A large sign on the way to the Ghanaian city of Assin Manso shows an image of two African slaves. Each person is wearing a single piece of cloth. Their arms and legs are secured in chains. Next to them are the words, “Never Again!”
The sign marks what is known as “slave river.” Centuries ago, captured Ghanaians washed up here before being shipped across the Atlantic Ocean into slavery. They would never return to the land of their birth.
It has been 400 years since the first Africans arrived in what was then the English colony of Virginia. The anniversary has led to increased demand for ancestral tourism to Ghana and West Africa. People in the United States, the Caribbean and Europe seek to connect with their roots.
“Ten years ago, no one went to the slave river, but this year has been massive,” said Awuracy Butler. She heads a company called Butler Tours.
“Everyone wants to add the slave river to their tour,” she said. The buildings where those captured spent their last days in Ghana are also increasingly popular, Butler said.
Anthony Bouadi is a tour guide at Cape Coast Castle, a fortress where the captives were kept until they were sent on ships over the Atlantic. He believes the old buildings can change the lives of those who visit.
“The moment you get to know your history, it is going to change you,” he said. “We are encouraging our brothers and sisters from the U.S., from the Caribbean and from Europe to come back to their Motherland Africa to get to know the culture … and whatever the ancestors went through.”
Unlike other West African countries, Ghana has aggressively marketed its “heritage” offerings for the 400th anniversary. Officials see it as a chance to bring some much-needed foreign investment into Ghana. The country’s economy has struggled in recent years with high inflation and public debt. Many of the country’s 28 million people live in poverty.
The Ghana Tourism Authority expects 500,000 visitors this year, up from 350,000 in 2018. Of those, 45,000 are estimated to be seeking their ancestral roots.
The rise is part of a larger, international movement. The home-sharing company Airbnb reports that the number of people visiting areas linked to their ancestry is five times higher than it was five years ago.
Questions remain about whether the increased interest in Ghana will continue after the anniversary. Bad roads, a complex visa process and costly flights could keep the number of visitors down in the long term.
“The government has a huge responsibility,” notes Peter Appiah.
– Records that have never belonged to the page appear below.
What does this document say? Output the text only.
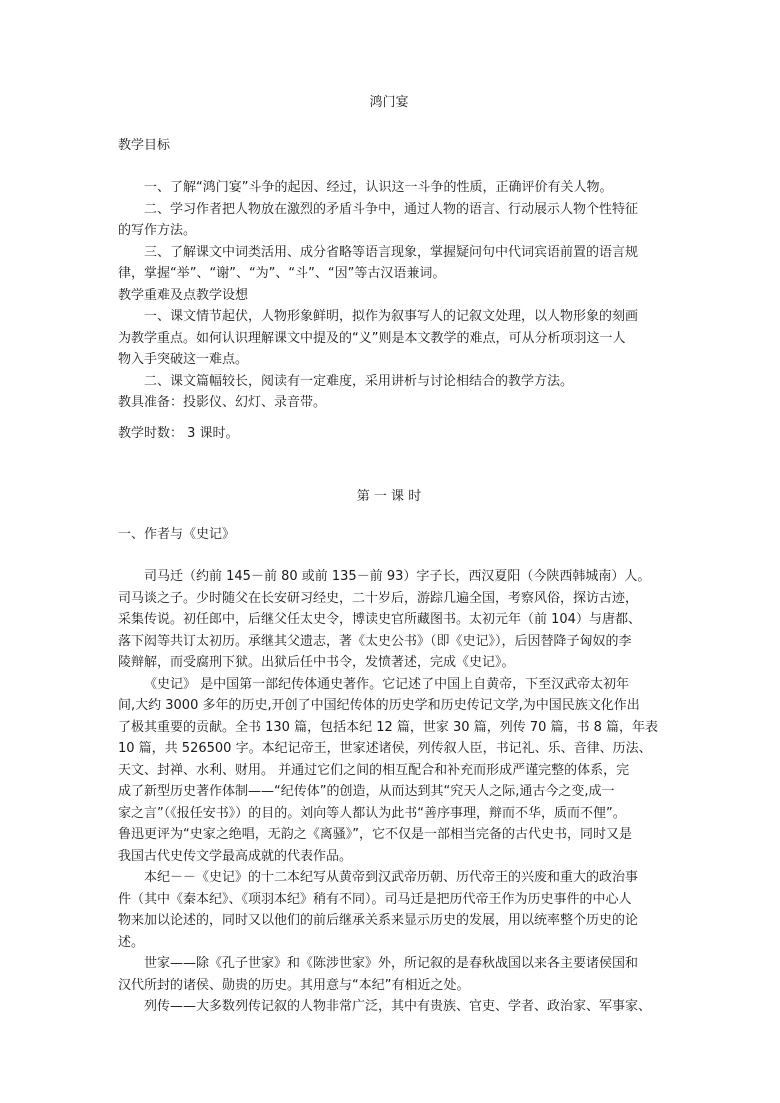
鸿门宴
教学目标
一、了解“鸿门宴”斗争的起因、经过，认识这一斗争的性质，正确评价有关人物。
二、学习作者把人物放在激烈的矛盾斗争中，通过人物的语言、行动展示人物个性特征
的写作方法。
三、了解课文中词类活用、成分省略等语言现象，掌握疑问句中代词宾语前置的语言规
律，掌握“举”、“谢”、“为”、“斗”、“因”等古汉语兼词。
教学重难及点教学设想
一、课文情节起伏，人物形象鲜明，拟作为叙事写人的记叙文处理，以人物形象的刻画
为教学重点。如何认识理解课文中提及的“义”则是本文教学的难点，可从分析项羽这一人
物入手突破这一难点。
二、课文篇幅较长，阅读有一定难度，采用讲析与讨论相结合的教学方法。
教具准备：投影仪、幻灯、录音带。
教学时数： 3 课时。
第 一 课 时
一、作者与《史记》
司马迁（约前 145－前 80 或前 135－前 93）字子长，西汉夏阳（今陕西韩城南）人。
司马谈之子。少时随父在长安研习经史，二十岁后，游踪几遍全国，考察风俗，探访古迹，
采集传说。初任郎中，后继父任太史令，博读史官所藏图书。太初元年（前 104）与唐都、
落下闳等共订太初历。承继其父遗志，著《太史公书》（即《史记》），后因替降子匈奴的李
陵辩解，而受腐刑下狱。出狱后任中书令，发愤著述，完成《史记》。
《史记》 是中国第一部纪传体通史著作。它记述了中国上自黄帝，下至汉武帝太初年
间,大约 3000 多年的历史,开创了中国纪传体的历史学和历史传记文学,为中国民族文化作出
了极其重要的贡献。全书 130 篇，包括本纪 12 篇，世家 30 篇，列传 70 篇，书 8 篇，年表
10 篇，共 526500 字。本纪记帝王，世家述诸侯，列传叙人臣，书记礼、乐、音律、历法、
天文、封禅、水利、财用。 并通过它们之间的相互配合和补充而形成严谨完整的体系，完
成了新型历史著作体制——“纪传体”的创造，从而达到其“究天人之际,通古今之变,成一
家之言”（《报任安书》）的目的。刘向等人都认为此书“善序事理，辩而不华，质而不俚”。
鲁迅更评为“史家之绝唱，无韵之《离骚》”，它不仅是一部相当完备的古代史书，同时又是
我国古代史传文学最高成就的代表作品。
本纪－－《史记》的十二本纪写从黄帝到汉武帝历朝、历代帝王的兴废和重大的政治事
件（其中《秦本纪》、《项羽本纪》稍有不同）。司马迁是把历代帝王作为历史事件的中心人
物来加以论述的，同时又以他们的前后继承关系来显示历史的发展，用以统率整个历史的论
述。
世家——除《孔子世家》和《陈涉世家》外，所记叙的是春秋战国以来各主要诸侯国和
汉代所封的诸侯、勋贵的历史。其用意与“本纪”有相近之处。
列传——大多数列传记叙的人物非常广泛，其中有贵族、官吏、学者、政治家、军事家、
He is head of research and publicity at the Centre for National Culture in Kumasi, Ghana’s second-largest city.
He said that if Ghana hopes to keep the tourists coming, “we need to do a lot more in terms of social infrastructure.”
A big year
At Assin Manso, a group of tourists take off their shoes and walk down a path to the “slave river.” They first put their hands in, and then slowly walk into the water.
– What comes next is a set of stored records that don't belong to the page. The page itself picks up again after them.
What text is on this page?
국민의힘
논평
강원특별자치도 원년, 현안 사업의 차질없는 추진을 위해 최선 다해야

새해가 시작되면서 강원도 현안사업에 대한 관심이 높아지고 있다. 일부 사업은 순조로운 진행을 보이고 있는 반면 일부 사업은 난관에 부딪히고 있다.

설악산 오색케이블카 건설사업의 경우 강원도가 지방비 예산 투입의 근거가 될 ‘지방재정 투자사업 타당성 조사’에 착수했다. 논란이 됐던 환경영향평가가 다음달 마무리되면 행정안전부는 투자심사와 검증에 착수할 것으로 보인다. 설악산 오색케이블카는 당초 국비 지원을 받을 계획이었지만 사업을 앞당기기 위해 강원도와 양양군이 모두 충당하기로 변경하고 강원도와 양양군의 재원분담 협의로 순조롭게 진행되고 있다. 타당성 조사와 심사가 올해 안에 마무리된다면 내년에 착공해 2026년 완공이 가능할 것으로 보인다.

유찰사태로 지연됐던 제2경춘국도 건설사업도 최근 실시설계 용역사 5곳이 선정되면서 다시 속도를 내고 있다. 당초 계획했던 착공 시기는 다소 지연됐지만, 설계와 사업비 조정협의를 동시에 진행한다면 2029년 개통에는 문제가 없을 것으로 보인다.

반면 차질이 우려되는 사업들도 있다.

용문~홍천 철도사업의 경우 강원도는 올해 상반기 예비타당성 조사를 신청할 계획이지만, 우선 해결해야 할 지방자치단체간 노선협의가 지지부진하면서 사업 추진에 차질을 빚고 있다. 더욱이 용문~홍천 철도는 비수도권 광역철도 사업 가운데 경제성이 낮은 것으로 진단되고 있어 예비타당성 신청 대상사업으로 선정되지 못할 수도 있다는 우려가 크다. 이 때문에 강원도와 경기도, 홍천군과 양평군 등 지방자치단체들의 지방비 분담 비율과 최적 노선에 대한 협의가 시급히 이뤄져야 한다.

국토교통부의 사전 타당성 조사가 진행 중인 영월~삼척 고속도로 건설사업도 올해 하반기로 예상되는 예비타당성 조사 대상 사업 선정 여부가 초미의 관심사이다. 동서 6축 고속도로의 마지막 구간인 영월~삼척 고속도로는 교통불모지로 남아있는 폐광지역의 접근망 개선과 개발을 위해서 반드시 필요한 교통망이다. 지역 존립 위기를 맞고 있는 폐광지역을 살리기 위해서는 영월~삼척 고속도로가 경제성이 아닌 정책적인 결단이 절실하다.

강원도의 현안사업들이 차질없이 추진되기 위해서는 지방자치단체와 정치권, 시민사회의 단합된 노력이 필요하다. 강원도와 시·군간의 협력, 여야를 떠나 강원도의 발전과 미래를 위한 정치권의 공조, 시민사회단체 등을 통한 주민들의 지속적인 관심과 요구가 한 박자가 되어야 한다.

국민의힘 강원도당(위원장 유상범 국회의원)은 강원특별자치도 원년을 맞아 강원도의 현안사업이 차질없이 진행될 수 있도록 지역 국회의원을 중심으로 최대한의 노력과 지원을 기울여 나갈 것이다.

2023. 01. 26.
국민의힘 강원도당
“I can’t even get my head around people coming from a land like this and being snatched,” said one of the visitors, Miriam Allen. She is a 62-year-old retired city planner from New York.
“This is a good place and a bad place, Allen said. “A good place to know your ancestors, but to know what those white people did to us. I can’t …” she said. Her voice breaks as she tries not to cry.
On most tours, Assin Manso marks one of the final stops on a country-wide trip. The visitors take part in Ashanti traditions and meet local chiefs. They go along the same path that captured slaves took from the country’s north out to coast.
The forts that still stand along Ghana’s coast are evidence of what slaves went through during their final days on the continent.
At the Cape Coast Castle, old cannons point out to sea. Here slaves were held in hot, dark underground prisons. Today, huge numbers of visitors are returning to these dungeons.
“I have seen a lot of people – they really are coming,” said Bouadi, the guide at the castle. He now does up to six tours a day compared with three a day last year.
“Tourism organizations in Ghana are having to hire more people,” Bouadi said. “If people earn more, they can pay for school fees; it boosts the local economy and reduces poverty.”